Cevabını bildiğim soruyu sormuştum. İkisi de aynı anda bana döndü. Levent sarıya boyattığı saçlarıyla oynadı. Sadece önünde sarılık kalmıştı. İldeniz de ona yardım istercesine bakıyordu. Levent onun bakışlarının ne istediğini anlamıştı.

 

"Tavan çok güzel olduğu için oraya baktım."

 

"Ben de aynı sebepten baktım. Ama senin neden baktığını bilemem kardeşim."

 

Oturduğum yerden kalkıp üst kata çıkan merdivenlere ilerlerken"Tavanda Güllaç ve Dalya yazıyordu galiba ben göremedim. Onun için siz tavana bakıyordunuz bence. Ben de görebilmek tavana bakıyordum."dedim. Arkamdan ikisinin de aynı anda "Bizde inandık zaten." demesini umursamadan merdivenlerden üst kata çıktım.

 

Odamın kapısını açınca kırmızı duvarın önündeki kitap kolisiyle karşılaştım. Çift kişilik yatağımın üstündeki kitabımı okumaya devam ettim. Bir cümle dikkatimi çekmişti.

"Aşk seni her yerde bulabilir."

Okuduğum cümlenin üstünde düşünürken telefonumdan bildirim sesi geldi. Baktığımda WhatsApp grubundan mesaj geldiğini gördüm.

Ahuşen:Gira Tv'yi sakın açmayın ha!

 

Ben:Neden?

 

Güllaç:Arascığım , kanalın adını görünce aklına kim geldi?

 

Levent:Benim aklıma biri geliyor ama...

 

Aras:Asalbike Giray?

 

Ahuşen:EVET!

 

Güllaç:Babasının kanalında sunuculuk yapıyormuş.

 

Levent:Oha!

 

Ben:Sunuculuğunu merak ettim.

 

Levent:Aşağıya gelde izleyelim.

 

Ahuşen:Aras izlemeyeceksin değil mi?

 

Güllaç:Leventciğim ,neden sonuna kahkaha emojisi koymadın?

 

Dalya:Çünkü onlar...

 

Güllaç: CİDDİ!

Mesajların devamını okumayıp aşağıya indim. Ahuşen'in neden izlemememizi istediğini anlamamıştım. Salona girdiğimde Levent ayaklarını sehpaya uzatmış , İldeniz de yorgunluktan kapanmak üzere olan gözleriyle televizyona bakıyordu. Ortalarına oturup ben de televizyon izlemeye başladım.

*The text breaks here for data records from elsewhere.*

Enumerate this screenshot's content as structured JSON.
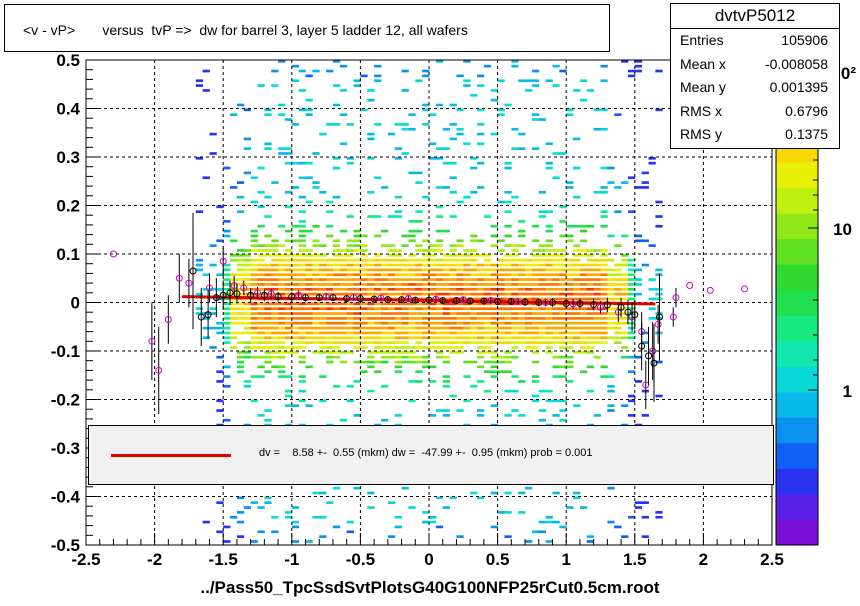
{
  "title": "<v - vP>       versus  tvP =>  dw for barrel 3, layer 5 ladder 12, all wafers",
  "stats": {
    "name": "dvtvP5012",
    "rows": [
      {
        "key": "Entries",
        "value": "105906"
      },
      {
        "key": "Mean x",
        "value": "-0.008058"
      },
      {
        "key": "Mean y",
        "value": "0.001395"
      },
      {
        "key": "RMS x",
        "value": "0.6796"
      },
      {
        "key": "RMS y",
        "value": "0.1375"
      }
    ]
  },
  "legend": {
    "text": "dv =    8.58 +-  0.55 (mkm) dw =  -47.99 +-  0.95 (mkm) prob = 0.001",
    "line_color": "#e00000"
  },
  "xaxis_title": "../Pass50_TpcSsdSvtPlotsG40G100NFP25rCut0.5cm.root",
  "chart_data": {
    "type": "heatmap",
    "title": "<v - vP>       versus  tvP =>  dw for barrel 3, layer 5 ladder 12, all wafers",
    "xlabel": "../Pass50_TpcSsdSvtPlotsG40G100NFP25rCut0.5cm.root",
    "ylabel": "",
    "xlim": [
      -2.5,
      2.5
    ],
    "ylim": [
      -0.5,
      0.5
    ],
    "x_ticks": [
      "-2.5",
      "-2",
      "-1.5",
      "-1",
      "-0.5",
      "0",
      "0.5",
      "1",
      "1.5",
      "2",
      "2.5"
    ],
    "y_ticks": [
      "0.5",
      "0.4",
      "0.3",
      "0.2",
      "0.1",
      "0",
      "-0.1",
      "-0.2",
      "-0.3",
      "-0.4",
      "-0.5"
    ],
    "grid": true,
    "z_scale": "log",
    "z_ticks": [
      "1",
      "10"
    ],
    "z_exponent_fragment": "0²",
    "palette": [
      "#7a10d8",
      "#5a20e8",
      "#2a32f0",
      "#1060f5",
      "#0a90f0",
      "#08b8e8",
      "#08d8d8",
      "#10e8b0",
      "#18e880",
      "#20e050",
      "#30d830",
      "#60e020",
      "#90e818",
      "#c0f010",
      "#e8f008",
      "#f8d800",
      "#f8a800",
      "#f87800",
      "#f04000"
    ],
    "fit_line": {
      "x": [
        -1.8,
        1.65
      ],
      "y": [
        0.012,
        -0.003
      ],
      "color": "#e00000"
    },
    "profile_black": [
      {
        "x": -1.72,
        "y": 0.065,
        "err": 0.12
      },
      {
        "x": -1.66,
        "y": -0.03,
        "err": 0.06
      },
      {
        "x": -1.61,
        "y": -0.025,
        "err": 0.05
      },
      {
        "x": -1.55,
        "y": 0.01,
        "err": 0.04
      },
      {
        "x": -1.5,
        "y": 0.015,
        "err": 0.03
      },
      {
        "x": -1.45,
        "y": 0.02,
        "err": 0.025
      },
      {
        "x": -1.4,
        "y": 0.018,
        "err": 0.02
      },
      {
        "x": -1.3,
        "y": 0.015,
        "err": 0.015
      },
      {
        "x": -1.2,
        "y": 0.015,
        "err": 0.012
      },
      {
        "x": -1.1,
        "y": 0.012,
        "err": 0.01
      },
      {
        "x": -1.0,
        "y": 0.012,
        "err": 0.01
      },
      {
        "x": -0.9,
        "y": 0.01,
        "err": 0.008
      },
      {
        "x": -0.8,
        "y": 0.01,
        "err": 0.008
      },
      {
        "x": -0.7,
        "y": 0.01,
        "err": 0.007
      },
      {
        "x": -0.6,
        "y": 0.008,
        "err": 0.007
      },
      {
        "x": -0.5,
        "y": 0.008,
        "err": 0.006
      },
      {
        "x": -0.4,
        "y": 0.007,
        "err": 0.006
      },
      {
        "x": -0.3,
        "y": 0.006,
        "err": 0.006
      },
      {
        "x": -0.2,
        "y": 0.006,
        "err": 0.006
      },
      {
        "x": -0.1,
        "y": 0.005,
        "err": 0.006
      },
      {
        "x": 0.0,
        "y": 0.005,
        "err": 0.006
      },
      {
        "x": 0.1,
        "y": 0.004,
        "err": 0.006
      },
      {
        "x": 0.2,
        "y": 0.004,
        "err": 0.006
      },
      {
        "x": 0.3,
        "y": 0.003,
        "err": 0.006
      },
      {
        "x": 0.4,
        "y": 0.003,
        "err": 0.006
      },
      {
        "x": 0.5,
        "y": 0.002,
        "err": 0.007
      },
      {
        "x": 0.6,
        "y": 0.002,
        "err": 0.007
      },
      {
        "x": 0.7,
        "y": 0.001,
        "err": 0.008
      },
      {
        "x": 0.8,
        "y": 0.0,
        "err": 0.008
      },
      {
        "x": 0.9,
        "y": 0.0,
        "err": 0.009
      },
      {
        "x": 1.0,
        "y": -0.002,
        "err": 0.01
      },
      {
        "x": 1.1,
        "y": -0.002,
        "err": 0.01
      },
      {
        "x": 1.2,
        "y": -0.004,
        "err": 0.012
      },
      {
        "x": 1.3,
        "y": -0.005,
        "err": 0.015
      },
      {
        "x": 1.4,
        "y": -0.01,
        "err": 0.02
      },
      {
        "x": 1.45,
        "y": -0.02,
        "err": 0.025
      },
      {
        "x": 1.5,
        "y": -0.025,
        "err": 0.03
      },
      {
        "x": 1.55,
        "y": -0.09,
        "err": 0.05
      },
      {
        "x": 1.6,
        "y": -0.11,
        "err": 0.06
      },
      {
        "x": 1.64,
        "y": -0.125,
        "err": 0.08
      },
      {
        "x": 1.68,
        "y": -0.03,
        "err": 0.09
      }
    ],
    "profile_magenta": [
      {
        "x": -2.3,
        "y": 0.1,
        "err": 0.0
      },
      {
        "x": -2.02,
        "y": -0.08,
        "err": 0.08
      },
      {
        "x": -1.97,
        "y": -0.14,
        "err": 0.09
      },
      {
        "x": -1.9,
        "y": -0.035,
        "err": 0.05
      },
      {
        "x": -1.82,
        "y": 0.05,
        "err": 0.05
      },
      {
        "x": -1.75,
        "y": 0.04,
        "err": 0.05
      },
      {
        "x": -1.6,
        "y": 0.03,
        "err": 0.03
      },
      {
        "x": -1.5,
        "y": 0.085,
        "err": 0.03
      },
      {
        "x": -1.42,
        "y": 0.035,
        "err": 0.02
      },
      {
        "x": -1.35,
        "y": 0.03,
        "err": 0.015
      },
      {
        "x": -1.25,
        "y": 0.02,
        "err": 0.012
      },
      {
        "x": -1.15,
        "y": 0.018,
        "err": 0.01
      },
      {
        "x": -0.95,
        "y": 0.015,
        "err": 0.01
      },
      {
        "x": -0.75,
        "y": 0.012,
        "err": 0.008
      },
      {
        "x": -0.55,
        "y": 0.01,
        "err": 0.007
      },
      {
        "x": -0.35,
        "y": 0.009,
        "err": 0.006
      },
      {
        "x": -0.15,
        "y": 0.008,
        "err": 0.006
      },
      {
        "x": 0.05,
        "y": 0.007,
        "err": 0.006
      },
      {
        "x": 0.25,
        "y": 0.006,
        "err": 0.006
      },
      {
        "x": 0.45,
        "y": 0.004,
        "err": 0.007
      },
      {
        "x": 0.65,
        "y": 0.002,
        "err": 0.007
      },
      {
        "x": 0.85,
        "y": 0.0,
        "err": 0.008
      },
      {
        "x": 1.05,
        "y": -0.003,
        "err": 0.01
      },
      {
        "x": 1.25,
        "y": -0.01,
        "err": 0.013
      },
      {
        "x": 1.38,
        "y": -0.02,
        "err": 0.02
      },
      {
        "x": 1.48,
        "y": -0.03,
        "err": 0.03
      },
      {
        "x": 1.55,
        "y": -0.06,
        "err": 0.04
      },
      {
        "x": 1.58,
        "y": -0.17,
        "err": 0.05
      },
      {
        "x": 1.63,
        "y": -0.1,
        "err": 0.06
      },
      {
        "x": 1.67,
        "y": -0.045,
        "err": 0.04
      },
      {
        "x": 1.78,
        "y": -0.03,
        "err": 0.02
      },
      {
        "x": 1.8,
        "y": 0.01,
        "err": 0.02
      },
      {
        "x": 1.9,
        "y": 0.035,
        "err": 0.0
      },
      {
        "x": 2.05,
        "y": 0.025,
        "err": 0.0
      },
      {
        "x": 2.3,
        "y": 0.028,
        "err": 0.0
      }
    ]
  }
}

Fırfır detaylı turuncu elbisesiyle , omuzlarına dökülmüş sarı saçlarıyla karşımda Asalbike duruyordu.

 

"Sıradaki şarkımız sizin sosyal medyadan bize attığınız mesajlara göre belirlendi. Taylor Swift , Shake İt Off."

 

Geç öğrendiğimiz için programın başını kaçırmıştık. Ahuşen yanımızda olsaydı televizyonu kapatırdı. Gözümün önüne gelince kendimi tutamayıp güldüm. Aklıma gelen şeyi sormadan edemedim.

 

"Levent kanka bir şey soracağım."

 

Eline aldığı yeşil elmayı ısırırken "Sor kanka."dedi.

 

"Ahuşen önceden de Asalbike'den nefret ediyor muydu?"

 

Elindeki elmadan kocaman bir ısırık aldı.

 

"Hayır."

 

"Ahuşen'in sevgilisi var mı peki?"

 

"Yok."

 

Elmasından yine kocaman bir ısırık alıp bana dönerek devam etti.

 

"Ona aşık olduğunu biliyorum."

Ahuşen'in anlatımından...

Aras'a kızamıyordum çünkü ona aşık olduğumu bilmiyordu. Bilseydi eminim o kanala bakmazdı. Daha yeni tanıdığım biri hakkında tahmin yapamazdım ama Levent'in onun hakkında söylediklerinden sonra tahmin edebiliyordum. Kızlarla salondaki koltuğa oturmuş dedikodunun dibine vuruyorduk. Dalya alakasız yerlerde konuyu İldeniz'e bağlayıp ona sövüyordu. Canım birdenbire güllaç çekmişti. Bunu bizimkilere söylesem Güllaç cinayet işlerdi. Şansımı denemeye karar verdim.

 

"Ay kızlar benim canım güllaç çekti ya!"

 

İkisi de aynı anda büyümüş gözleriyle bana baktı. Resmen ölüm fermanımı imzalamıştım. Ama Güllaç beni şaşırtacak bir tepki verdi.

 

"Ay benim de!"

 

Dalya iyice şaşırmıştı. Benim de durumum onunkinden farksızdı. Güllaç bizim halimize gülüyordu.

 

"Ama şimdi yorgunuz , yarın yapalım."

 

Dediklerini duyunca şaka yapmadığını anlamıştım. Arkamdaki sarı pikeyi üçümüzün üstüne örttüm. Uzun bir süre salona sessizlik hakim oldu. Sessizliği fazla sevmezdim.

 

"Ne konuşsak acaba?"

 

Sesli düşündüğüm için Güllaç hemen cevap verdi.

 

"Senin aşık olduğun kişiyi konuşabiliriz."

 

Ağzım açık bir şekilde ona baktım. O da beni umursamayıp devam etti.

 

"Aras bile ona aşık olduğunu anlamıştır be kızım."

 

İtiraz etmeye çalıştım.

 

"Ben Aras'a aşık filan değilim!"

Ama başaramadım.

"Yalan söyleme bana!Dalya da İldeniz'e aşık."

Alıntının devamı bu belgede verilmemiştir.